Gleeson, a former prosecutor who gained renown for his successful conviction of John Gotti, is highly critical of current sentencing practices. In his lecture, he pointed to the problematic links between the guideline ranges of the United States Sentencing Commission established in 1984 and the mandatory minimum sentences of the Anti-Drug Abuse Act of 1986.
Gleeson explained the historic movement away from the indeterminate sentencing practices of the 1970s, a "truly lawless situation" in which judges had unbounded discretion to impose extremely lenient or severe sentences, to the establishment of the U.S. Sentencing Commission in 1984. However, he said, these reforms ended up limiting the authority of judges too much, shifting power into the hands of the U.S. Congress and prosecutors. Ironically, the "new regime that was intended to usher in certainty and uniformity and transparency and review of sentences, all admirable goals, turned out instead to be characterized by a dramatic increase in the severity of sentences." Following the Anti-Drug Abuse Act of 1986, Gleeson noted, there was a 700 percent spike in the prison population, including many offenders who did not belong there.

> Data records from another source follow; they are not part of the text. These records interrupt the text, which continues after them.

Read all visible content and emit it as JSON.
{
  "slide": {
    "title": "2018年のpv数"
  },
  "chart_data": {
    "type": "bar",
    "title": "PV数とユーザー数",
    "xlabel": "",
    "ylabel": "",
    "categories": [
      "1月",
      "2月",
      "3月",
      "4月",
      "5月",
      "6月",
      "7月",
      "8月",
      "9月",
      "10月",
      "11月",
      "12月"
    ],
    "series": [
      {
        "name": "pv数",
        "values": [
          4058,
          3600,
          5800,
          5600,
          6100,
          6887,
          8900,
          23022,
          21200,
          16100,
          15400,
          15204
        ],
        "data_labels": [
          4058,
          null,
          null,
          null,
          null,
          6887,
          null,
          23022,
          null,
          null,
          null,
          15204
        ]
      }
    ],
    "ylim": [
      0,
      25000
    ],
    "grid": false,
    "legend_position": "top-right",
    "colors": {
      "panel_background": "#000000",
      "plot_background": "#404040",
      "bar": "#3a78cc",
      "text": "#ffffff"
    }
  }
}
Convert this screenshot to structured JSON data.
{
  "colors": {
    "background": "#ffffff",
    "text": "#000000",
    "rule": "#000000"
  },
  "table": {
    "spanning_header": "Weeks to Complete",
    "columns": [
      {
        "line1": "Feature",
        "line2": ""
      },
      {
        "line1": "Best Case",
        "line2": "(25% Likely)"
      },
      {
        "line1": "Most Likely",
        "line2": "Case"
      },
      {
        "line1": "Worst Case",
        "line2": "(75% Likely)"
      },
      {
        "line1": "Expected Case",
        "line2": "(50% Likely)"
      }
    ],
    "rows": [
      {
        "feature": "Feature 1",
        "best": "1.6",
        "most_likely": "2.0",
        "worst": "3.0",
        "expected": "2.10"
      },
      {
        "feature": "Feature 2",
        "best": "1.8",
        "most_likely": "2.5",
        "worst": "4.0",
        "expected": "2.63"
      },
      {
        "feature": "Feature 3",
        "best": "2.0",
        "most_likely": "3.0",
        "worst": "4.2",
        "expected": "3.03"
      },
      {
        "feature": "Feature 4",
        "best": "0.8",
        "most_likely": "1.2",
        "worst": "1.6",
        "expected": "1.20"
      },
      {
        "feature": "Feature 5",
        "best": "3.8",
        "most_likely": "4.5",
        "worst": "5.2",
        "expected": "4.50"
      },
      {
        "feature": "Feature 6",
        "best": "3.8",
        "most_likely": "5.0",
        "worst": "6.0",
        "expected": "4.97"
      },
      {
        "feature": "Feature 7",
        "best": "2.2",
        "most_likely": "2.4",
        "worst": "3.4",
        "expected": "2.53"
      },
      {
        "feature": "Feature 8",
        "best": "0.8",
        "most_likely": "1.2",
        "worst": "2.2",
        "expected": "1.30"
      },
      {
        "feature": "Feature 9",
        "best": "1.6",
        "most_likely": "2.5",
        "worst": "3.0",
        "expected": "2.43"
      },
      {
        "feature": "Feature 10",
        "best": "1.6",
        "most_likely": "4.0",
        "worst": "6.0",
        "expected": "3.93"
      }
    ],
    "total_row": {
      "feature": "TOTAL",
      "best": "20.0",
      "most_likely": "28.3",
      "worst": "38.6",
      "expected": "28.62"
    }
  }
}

The first sentencing reform Gleeson urges is for Congress to amend mandatory minimum drug laws so that they require proof of the leadership roles of the defendants. Congress had originally intended roles to be determinative, but sentences became based on quantities of drugs and then applied across the board. Thus, a mere addict, or "a low-hanging fruit" in Gleeson's words, could be given the same sentence as a "kingpin."
The second recommendation is that the Sentencing Commission should encourage judges to make sentencing decisions based on a presumption of probation for particular defendants, such as first-time offenders who have not been convicted of violent crimes or serious offenses.
The Law School's Distinguished Jurist in Residence Program enables students to learn about cutting-edge developments in judicial thought and practice and connects the Law School with members of the national judiciary.